There are a few guidelines to always follow when planting a bare root fruit tree.
- Dig a hole about twice as wide as the root system requires. This will loosen the surrounding soil making it easier for roots to develop an outward growing pattern during the first year.
- The hole should be just deep enough to place the roots in while keeping the graft union above the soil level. If you make the hole too deep the tree will settle possibly putting the graft union below the soil line over time.
- Do not replace the soil taken from the hole with other top soil, sphagnum moss, or manure. If your soil lacks phosphorus it is ok to mix 1-2 lbs per tree of triple super phosphate. If your soil lacks potassium apply 1-2 lbs of muriate of potash per tree in the soil in the bottom of the hole.

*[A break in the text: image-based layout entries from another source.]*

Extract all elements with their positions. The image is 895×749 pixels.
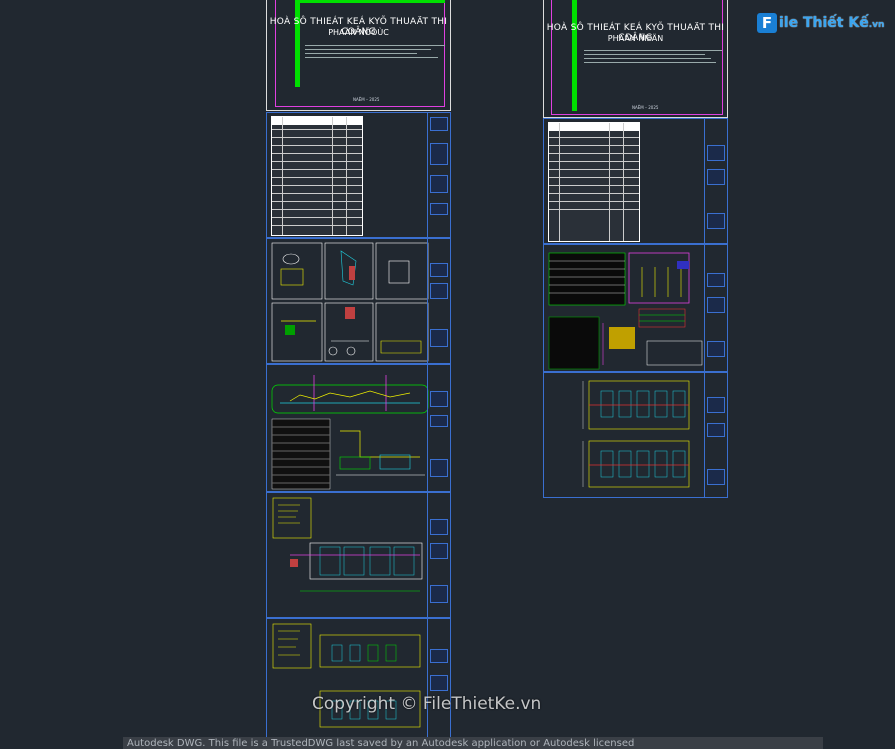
logo-text: ile Thiết Kế.vn xyxy=(779,15,885,31)
title-block xyxy=(427,239,450,363)
details-drawing xyxy=(271,242,429,362)
elevation-drawing xyxy=(272,623,421,728)
sheet-drawing-list-water[interactable] xyxy=(266,112,451,238)
title-block xyxy=(427,365,450,491)
supply-diagram-drawing xyxy=(271,375,429,490)
site-logo[interactable]: F ile Thiết Kế.vn xyxy=(757,13,884,33)
sheet-lighting-plan[interactable] xyxy=(543,372,728,498)
sheet-floor-plan-water[interactable] xyxy=(266,492,451,618)
title-block xyxy=(427,619,450,747)
title-block xyxy=(427,493,450,617)
floor-plan-drawing xyxy=(272,497,423,592)
lighting-plan-drawing xyxy=(582,380,690,488)
sheet-supply-diagram[interactable] xyxy=(266,364,451,492)
logo-mark: F xyxy=(757,13,777,33)
sheet-drawing-list-electrical[interactable] xyxy=(543,118,728,244)
cover-subtitle: PHAÀN ÑIEÄN xyxy=(607,34,664,43)
title-block xyxy=(704,119,727,243)
copyright-watermark: Copyright © FileThietKe.vn xyxy=(312,694,542,714)
cover-footer: NAÊM – 2025 xyxy=(632,105,659,110)
drawing-list-table xyxy=(271,116,363,236)
status-bar: Autodesk DWG. This file is a TrustedDWG … xyxy=(123,737,823,749)
green-vertical-bar xyxy=(295,0,300,87)
cover-info-lines xyxy=(305,42,445,61)
cover-subtitle: PHAÀN NÖÔÙC xyxy=(328,28,389,37)
electrical-schematic-drawing xyxy=(548,252,703,370)
sheet-elevation-water[interactable] xyxy=(266,618,451,748)
cover-info-lines xyxy=(584,47,722,66)
cover-sheet-water[interactable]: HOÀ SÔ THIEÁT KEÁ KYÕ THUAÄT THI COÂNG P… xyxy=(266,0,451,111)
title-block xyxy=(704,245,727,371)
drawing-list-table xyxy=(548,122,640,242)
cover-sheet-electrical[interactable]: HOÀ SÔ THIEÁT KEÁ KYÕ THUAÄT THI COÂNG P… xyxy=(543,0,728,118)
cover-footer: NAÊM – 2025 xyxy=(353,97,380,102)
title-block xyxy=(704,373,727,497)
sheet-electrical-schematic[interactable] xyxy=(543,244,728,372)
green-vertical-bar xyxy=(572,0,577,111)
sheet-details-water[interactable] xyxy=(266,238,451,364)
title-block xyxy=(427,113,450,237)
green-horizontal-bar xyxy=(295,0,445,3)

- When placing the tree in the hole spread the roots out in all directions. If you make a pyramid of soil in the bottom of the hole it will help keep the roots spread while you back fill and plant the tree.
Don't put any nitrogen fertilizer in the planting hole. And during the first year allow the tree to grow for several months before applying nitrogen fertilizer on the surface of the soil. This will keep you from burning the young tender roots. Eventually applying three-quarters of a cup of urea (46-0-0), or one and three-quarters of a cup of ammonium sulfate (21-0-0) to each tree will be fine. Adding 5-10 lbs of aged manure or compost per tree is also recommended. Fresh manure will burn roots of your new tree. Generally spreading fertilizer at the drip line of the tree is a good practice. And, remember to water in the fertilizer.
During the first year in the ground your fruit tree should be monitored for insect pests that attack the tree. Watch for borers working near the graft union, or insects that reduce leaf area in the canopy. Keeping weeds away from your new trees will also reduce competition for water and nutrients and eliminate cover for voles. Trapping may be necessary if your orchard attracts gophers and ground squirrels. Moles may leave a number of mounds in your orchard but they are not eating the roots. Moles are eating worms, grubs and other soil dwelling insects.
Plant diseases can be a problem for young trees in Western Oregon . Apply fungicides to keep fungal problems like apple scab, anthracnose, and peach leaf curl to a minimum. Dormant and growing season sprays with copper sulfate will also help to fight bacterial blight (pseudomonas) a difficult disease for cherries, and peaches in Western Oregon.